Me encogí de hombros.

—Pues… si no han sido ladrones, ni el viento… algún animal; una paloma, por ejemplo —dije, ufano de haber dado con un argumento.

—Duermen a esa hora —afirmó contundente.

—Entonces… ¡debieron de ser las gárgolas! —aventuré a exponer, si bien bajé el tono de voz.

—¿Las gárgolas? —cuestionó, mirándome—. No, un animal. Ahora sé que fue un animal, seguro —inclinó el cuerpo para acercarse y me interpeló—: ¿Sabes quién puede ser más cruel que esas feas estatuas que tan poco te gustan? Yo, yo puedo ser más sanguinario que ellas, si descubro a alguien en el patio a horas en las que nadie debe estar rondando por el claustro.

Levantó el puño cerrado, con la falange del dedo corazón adelantada, para darme un capón. Ignoro si fue porque defendí la cabeza con mi brazo, pero desistió.

No había asomado la nariz fuera del monasterio en los cuatro meses que llevaba en él; por tanto, no conocía más que la cuesta de subida hasta éste y el puente de San Martín, que conduce a ella. La oportunidad de ver alguna calle me la dio el padre Antonio Abad, que necesitaba que alguien le ayudara a recoger una biblioteca privada, entera, para los fondos del convento.

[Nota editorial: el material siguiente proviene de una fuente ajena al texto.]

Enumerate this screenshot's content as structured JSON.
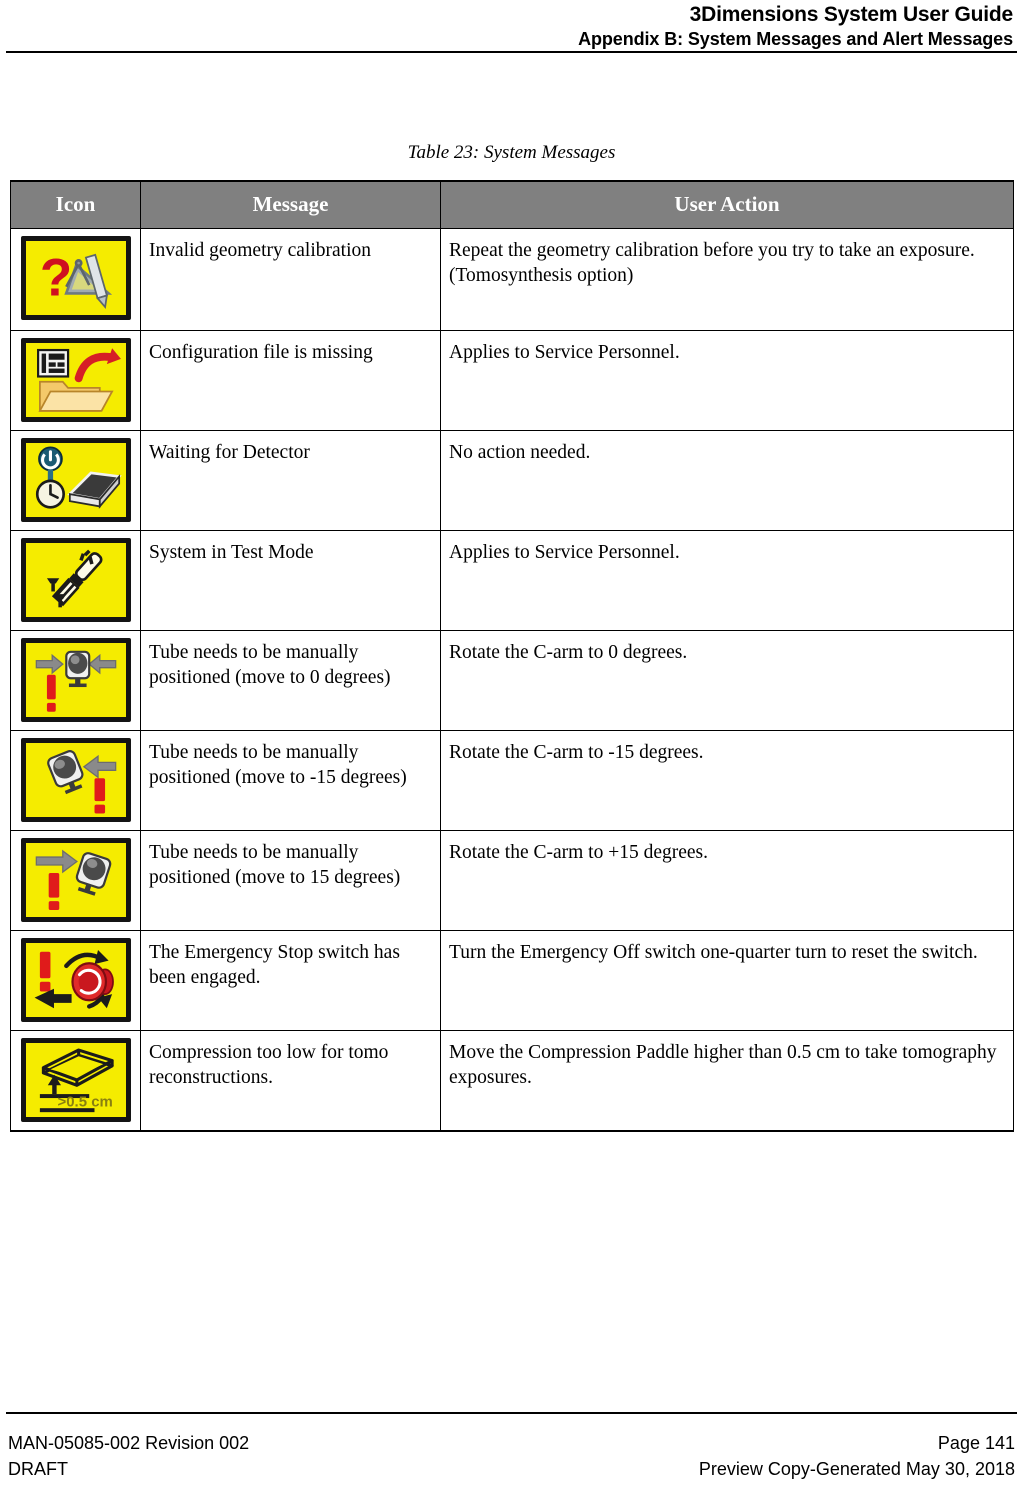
{
  "header": {
    "title": "3Dimensions System User Guide",
    "subtitle": "Appendix B: System Messages and Alert Messages"
  },
  "table": {
    "caption": "Table 23: System Messages",
    "columns": [
      "Icon",
      "Message",
      "User Action"
    ],
    "rows": [
      {
        "icon": "invalid-geometry-calibration-icon",
        "message": "Invalid geometry calibration",
        "user_action": "Repeat the geometry calibration before you try to take an exposure. (Tomosynthesis option)"
      },
      {
        "icon": "configuration-file-missing-icon",
        "message": "Configuration file is missing",
        "user_action": "Applies to Service Personnel."
      },
      {
        "icon": "waiting-for-detector-icon",
        "message": "Waiting for Detector",
        "user_action": "No action needed."
      },
      {
        "icon": "test-mode-screwdriver-icon",
        "message": "System in Test Mode",
        "user_action": "Applies to Service Personnel."
      },
      {
        "icon": "tube-position-0-degrees-icon",
        "message": "Tube needs to be manually positioned (move to 0 degrees)",
        "user_action": "Rotate the C-arm to 0 degrees."
      },
      {
        "icon": "tube-position-minus-15-degrees-icon",
        "message": "Tube needs to be manually positioned (move to -15 degrees)",
        "user_action": "Rotate the C-arm to -15 degrees."
      },
      {
        "icon": "tube-position-plus-15-degrees-icon",
        "message": "Tube needs to be manually positioned (move to 15 degrees)",
        "user_action": "Rotate the C-arm to +15 degrees."
      },
      {
        "icon": "emergency-stop-switch-icon",
        "message": "The Emergency Stop switch has been engaged.",
        "user_action": "Turn the Emergency Off switch one-quarter turn to reset the switch."
      },
      {
        "icon": "compression-too-low-icon",
        "message": "Compression too low for tomo reconstructions.",
        "user_action": "Move the Compression Paddle higher than 0.5 cm to take tomography exposures."
      }
    ],
    "icon_labels": {
      "compression_threshold": ">0.5 cm"
    }
  },
  "footer": {
    "doc_number": "MAN-05085-002 Revision 002",
    "status": "DRAFT",
    "page": "Page 141",
    "notice": "Preview Copy-Generated May 30, 2018"
  },
  "colors": {
    "icon_background": "#f5ec00",
    "icon_border": "#141414",
    "header_row_background": "#808080",
    "alert_red": "#e01b1b",
    "arrow_gray": "#8a8a8a"
  }
}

Este fraile era, y es, porque todavía vive, de inteligencia y astucia inusitadas, aparte de la vastísima cultura que orna su interior. Esas particularidades suyas, incomparables en grado con las de nadie que después haya conocido, unidas a un carácter fuerte combinado con la mayor resolución, respetuosa siempre, pero atrevida, le hacían capaz de acometer cualquier empresa, por insuperable que pareciera. Los obstáculos, si existían, estaban para ser salvados.

A los treinta y ocho años que tenía, su pelo, tendente al rubio, estaba invadido de canas. Era de un pueblo de la provincia de Burgos, pasó por conventos de distintas poblaciones, entre ellas Madrid y, cuando llegó a San Juan de los Reyes, se interesó en averiguar qué persona, de sus habitantes, sabía más sobre Toledo. En cuanto obtuvo la información —un ameno y caballeroso historiador— se presentó a él y se hicieron amigos. A partir de entonces, la devoción por los libros, que ambos compartían, fue el centro de la mayoría de sus conversaciones, junto con todo aquello que se refiriera a la historia de Toledo. Además, el toledano revelaba al monje cualquier movimiento de libros que se hiciera en la ciudad, si él mismo no estaba interesado o no podía adquirirlos, a sabiendas de que éste se ocupaba de proveer la biblioteca monástica. A cambio, más de una vez, el franciscano le obsequió con algún ejemplar raro y, por supuesto, antiguo.

Fue como consecuencia de una de esas confidencias, justamente, que se requirieron mis brazos. Un conocido del ilustrado manchego había fallecido recientemente, al año de enviudar. El hijo, único heredero, quería vender la casa del padre a toda costa, pero para ello debía vaciarla de mobiliario y de libros; cosas viejas, según el muy botarate. Se trataba de una respetable biblioteca de más de seis mil volúmenes, bastante valiosa.